The amount of time required to clean the coins, depends upon many factors, and as a rule, do not let the tumbler run more than 30 minutes before opening the barrel to check the coins. Take only a few coins off the surface when checking to avoid making a mess around the barrel opening, which will cause a peer seal. Rinse these test coins off over a container, and it'll soon tell you if they're clean enough. If they show signs of the need for more tumbling, return them to the barrel and continue for another half hour or so. I've run a batch for as long as an hour and a half, but that's stretching it. One thing we don't want to do is tumble them so long that they begin to deteriorate the surface.
After the first half-hour run, most coins come out rather clean -- not sparkling and shiny as when they came from the mint, but clean and passable. Some will not come clean no matter what you do.
Once the coins are cleaned to your satisfaction, remove them from the barrel by pouring the contents into a large kitchen sieve or similar device, over an eight quart or larger water pail. A 5-gallon empty driveway sealer pail works like a charm. I always do this outside near my garden hose.
Do not pour the contents of the slurry down the drain. It's not only wasteful, but it can plug up your system if done repeatedly. The slurry can be used again and again.
Just let the contents settle in the pail, decant the water and add a little more fresh grit, some more sawdust, vinegar and detergent for your next batch.
Rinse the coins in the sieve over the pail until most of the residue is washed away. There will be wads of sawdust to contend with and some hand sorting and picking is necessary at this point. Place the cleaned coins on a towel in a sunny place and let them dry. Patting them with a towel helps dry them faster.
Here's ingenuity for you: I read of a guy who devised a tumbler out of nothing more than a discarded glass bottle and a few belts. He drilled holes in a hubcap of his pickup to match the three in his bottle cap. Then he belted the cover to the cap, just a little off center. When he wanted to clean some coins, he put them in the bottle along with his ingredients and put it all together, and snapped the hubcap in place and away he went. Once at his destination, he removed the tumbler and washed his coins, and they were ready for immediate use. He got so good at it, that he could just about judge when the coins would be cleaned by how many miles he drove.

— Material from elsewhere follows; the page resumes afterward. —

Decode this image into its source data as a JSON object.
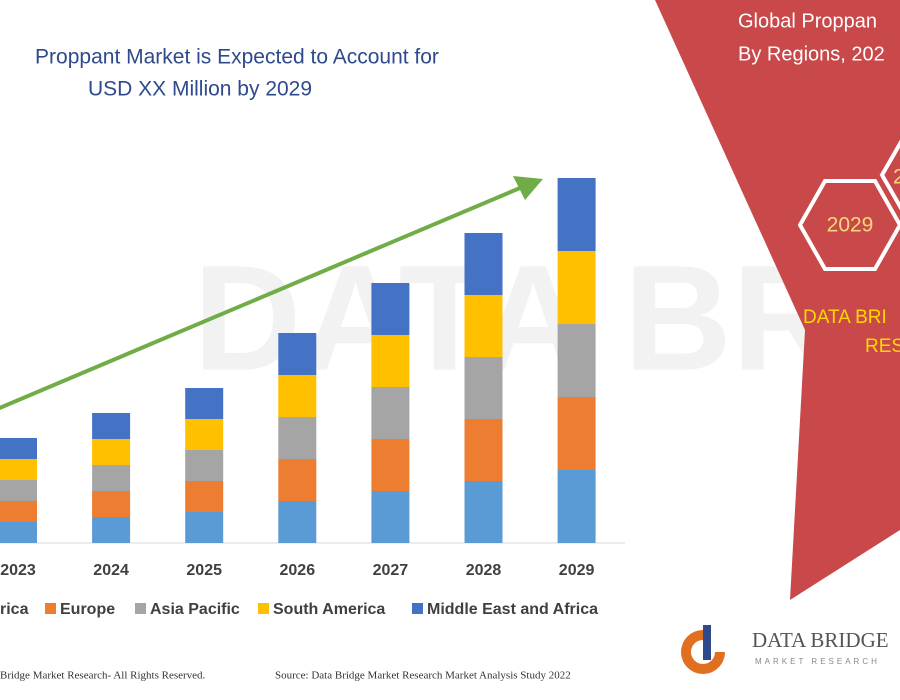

Of course, you should never perform this kind of cleaning procedure with a potentially valuable coin. You could rub away a small fortune. If it's improperly cleaned, the sale price can plummet, reducing its value.
If I should be so lucky as to find an old, valuable coin, and I must remove some of the dirt to determine the date, I'll simply soak it in a small dish of liquid Woolite and a teaspoon of baking soda for a few minutes. After soaking, rinse off the residue under a faucet and pat it dry with a soft cloth or towel. Again, do not rub the coin if you suspect that it's valuable. I cleaned a nice silver war nickel this way, and it came out marvelous.